Des responsables de l'UNESCO et de pays arabes réunis mercredi en Egypte ont appelé à lutter contre les "destructions sans précédent" de vestiges de l'Antiquité par le groupe Etat islamique (EI), qu'ils accusent notamment de s'adonner au trafic d'antiquités pour financer ses activités.
Ces appels sont intervenus à l'ouverture d'une conférence internationale de deux jours organisée pour "combattre ceux qui détruisent notre Histoire commune", a commenté à la tribune Deborah Lehr, présidente de Antiquities Coalition, un groupe d'experts et d'archéologues rassemblés pour lutter contre les destructions du patrimoine à travers le monde.
Organisée par l'Egypte, la conférence réunit des ministres et responsables du patrimoine culturel de 11 pays arabes ainsi que des experts étrangers et de l'Organisation des Nations unies pour l'éducation, la science et la culture (UNESCO).
Elle se tient un mois après une nouvelle destruction de vestiges en Irak. Dans une vidéo diffusée sur les réseaux sociaux on voit les jihadistes de l'EI détruire à coups de bulldozers, de pioches et d'explosifs le site archéologique de Nimroud, joyau de l'empire assyrien fondée au 13e siècle.
Ils s'en étaient déjà pris à Hatra --une cité de la période romaine vieille de 2.000 ans-- et au musée de Mossoul, nord de l'Irak.
"Les pillages et destructions de sites archéologiques ont atteint une échelle sans précédent" cette année, a déclaré la directrice générale de l'UNESCO Irina Bokova, estimant que l'EI "y a recours comme tactique de guerre pour terroriser les populations".
"C'est un crime contre l'Humanité", a-t-elle martelé.
"Des tentatives se font jour pour détruire le patrimoine de l'Humanité dans la région, que ce soit en Irak, en Libye, au Yémen ou en Egypte", a commenté Mamdouh Damaty, le ministre égyptien des Antiquités.

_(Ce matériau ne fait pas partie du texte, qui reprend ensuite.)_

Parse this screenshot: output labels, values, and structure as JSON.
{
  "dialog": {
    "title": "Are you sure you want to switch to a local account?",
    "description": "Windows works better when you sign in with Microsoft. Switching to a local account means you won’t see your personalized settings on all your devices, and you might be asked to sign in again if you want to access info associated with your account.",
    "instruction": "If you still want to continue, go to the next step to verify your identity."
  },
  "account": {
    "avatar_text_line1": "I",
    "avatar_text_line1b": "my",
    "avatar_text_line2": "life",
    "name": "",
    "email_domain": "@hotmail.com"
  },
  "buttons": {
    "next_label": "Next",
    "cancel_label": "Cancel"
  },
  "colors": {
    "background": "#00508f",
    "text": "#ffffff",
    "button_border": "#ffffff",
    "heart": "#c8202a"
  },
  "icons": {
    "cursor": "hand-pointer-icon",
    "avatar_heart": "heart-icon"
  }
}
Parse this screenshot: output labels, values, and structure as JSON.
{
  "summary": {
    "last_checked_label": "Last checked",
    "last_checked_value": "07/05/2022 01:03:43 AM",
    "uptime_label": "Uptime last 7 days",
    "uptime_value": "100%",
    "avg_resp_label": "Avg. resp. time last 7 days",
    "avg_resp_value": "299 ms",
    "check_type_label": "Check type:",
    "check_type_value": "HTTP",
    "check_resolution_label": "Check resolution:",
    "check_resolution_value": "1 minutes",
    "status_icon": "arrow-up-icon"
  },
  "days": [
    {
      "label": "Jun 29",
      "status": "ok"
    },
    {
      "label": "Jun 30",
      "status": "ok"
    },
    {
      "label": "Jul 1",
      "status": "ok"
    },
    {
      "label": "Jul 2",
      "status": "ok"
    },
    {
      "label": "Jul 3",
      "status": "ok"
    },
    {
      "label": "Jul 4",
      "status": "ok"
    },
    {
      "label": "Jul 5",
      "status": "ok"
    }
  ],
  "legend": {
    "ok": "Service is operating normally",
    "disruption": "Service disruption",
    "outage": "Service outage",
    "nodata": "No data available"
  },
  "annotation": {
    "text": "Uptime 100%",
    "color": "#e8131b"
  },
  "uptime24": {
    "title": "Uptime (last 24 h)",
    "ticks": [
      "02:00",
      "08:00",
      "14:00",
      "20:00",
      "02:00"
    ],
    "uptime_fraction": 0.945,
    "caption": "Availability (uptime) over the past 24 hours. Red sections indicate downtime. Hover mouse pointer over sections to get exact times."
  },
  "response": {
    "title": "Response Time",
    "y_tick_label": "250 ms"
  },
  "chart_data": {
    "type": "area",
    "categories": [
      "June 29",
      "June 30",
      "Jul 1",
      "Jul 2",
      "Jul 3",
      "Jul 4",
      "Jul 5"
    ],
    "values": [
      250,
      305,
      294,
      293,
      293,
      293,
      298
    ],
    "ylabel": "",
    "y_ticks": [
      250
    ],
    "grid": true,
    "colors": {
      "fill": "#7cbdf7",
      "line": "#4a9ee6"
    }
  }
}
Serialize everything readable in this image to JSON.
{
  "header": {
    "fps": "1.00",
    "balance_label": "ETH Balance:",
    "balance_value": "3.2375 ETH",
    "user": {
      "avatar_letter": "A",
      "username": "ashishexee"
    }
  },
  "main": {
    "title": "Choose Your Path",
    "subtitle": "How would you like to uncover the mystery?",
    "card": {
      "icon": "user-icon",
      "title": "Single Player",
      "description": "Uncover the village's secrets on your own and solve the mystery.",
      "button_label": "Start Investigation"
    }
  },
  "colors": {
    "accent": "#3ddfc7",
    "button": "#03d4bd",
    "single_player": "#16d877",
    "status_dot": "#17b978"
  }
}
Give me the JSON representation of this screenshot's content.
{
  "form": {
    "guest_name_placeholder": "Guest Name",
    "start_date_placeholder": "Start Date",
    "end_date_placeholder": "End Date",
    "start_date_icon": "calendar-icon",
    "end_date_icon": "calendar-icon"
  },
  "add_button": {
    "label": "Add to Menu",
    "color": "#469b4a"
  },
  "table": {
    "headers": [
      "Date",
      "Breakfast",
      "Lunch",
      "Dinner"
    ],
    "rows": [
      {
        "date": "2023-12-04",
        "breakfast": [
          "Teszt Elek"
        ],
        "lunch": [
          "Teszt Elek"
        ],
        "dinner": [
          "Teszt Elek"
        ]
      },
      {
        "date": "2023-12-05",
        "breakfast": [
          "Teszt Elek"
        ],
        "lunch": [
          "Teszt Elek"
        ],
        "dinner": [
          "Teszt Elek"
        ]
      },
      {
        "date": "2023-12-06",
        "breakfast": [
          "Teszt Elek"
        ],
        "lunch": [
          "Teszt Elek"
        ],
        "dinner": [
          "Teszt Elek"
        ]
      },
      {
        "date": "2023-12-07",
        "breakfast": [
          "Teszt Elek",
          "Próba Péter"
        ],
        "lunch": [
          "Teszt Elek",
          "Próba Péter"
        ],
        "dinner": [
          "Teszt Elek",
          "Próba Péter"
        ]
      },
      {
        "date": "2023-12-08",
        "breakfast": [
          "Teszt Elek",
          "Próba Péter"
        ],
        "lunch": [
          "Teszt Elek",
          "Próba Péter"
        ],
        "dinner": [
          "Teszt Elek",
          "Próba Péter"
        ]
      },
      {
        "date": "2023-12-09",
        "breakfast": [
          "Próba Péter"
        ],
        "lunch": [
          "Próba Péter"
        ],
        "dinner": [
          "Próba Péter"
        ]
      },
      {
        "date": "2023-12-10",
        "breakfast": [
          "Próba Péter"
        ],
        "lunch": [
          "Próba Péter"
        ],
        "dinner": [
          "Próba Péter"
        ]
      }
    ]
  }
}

De son côté, le ministre irakien du Tourisme et des Antiquités Adel Fadh al-Shirshab a accusé les jihadistes de l'EI d'avoir "pillé et volé des antiquités" dans son pays pour financer leur guerre.
"Nous devons couper leurs sources de financement, et (le trafic) d'antiquités en est une", a-t-il indiqué à des journalistes en marge de la conférence.
La conférence du Caire, intitulée "Propriété culturelle sous la menace: l'impact culturel, économique et sécuritaire du pillage d'antiquités au Moyen-Orient", a pour objectif d'"unifier les efforts pour contrer cette menace", selon Mme Lehr.
"Ces deux dernières années, aux Etats-Unis seulement, l'importation légale d'antiquités a augmenté de 1.000% (...) Imaginez ce qu'il doit en être du trafic illicite", a-t-elle indiqué à l'AFP.
Plus tard dans la journée, lors d'une visite à la prestigieuse université islamique d'Al-Azhar au Caire, Mme Bokova a réitéré son appel à la protection des antiquités.
"Pouvons-nous concevoir l'Egypte sans les pyramides, la Vallée des rois, ou des reines (..) sans Karnak?", a affirmé Mme Bokova, faisant référence aux imposants vestiges pharaoniques de l'Egypte.
"Je ne pense pas que nous puissions concevoir une telle chose", a-t-elle souligné.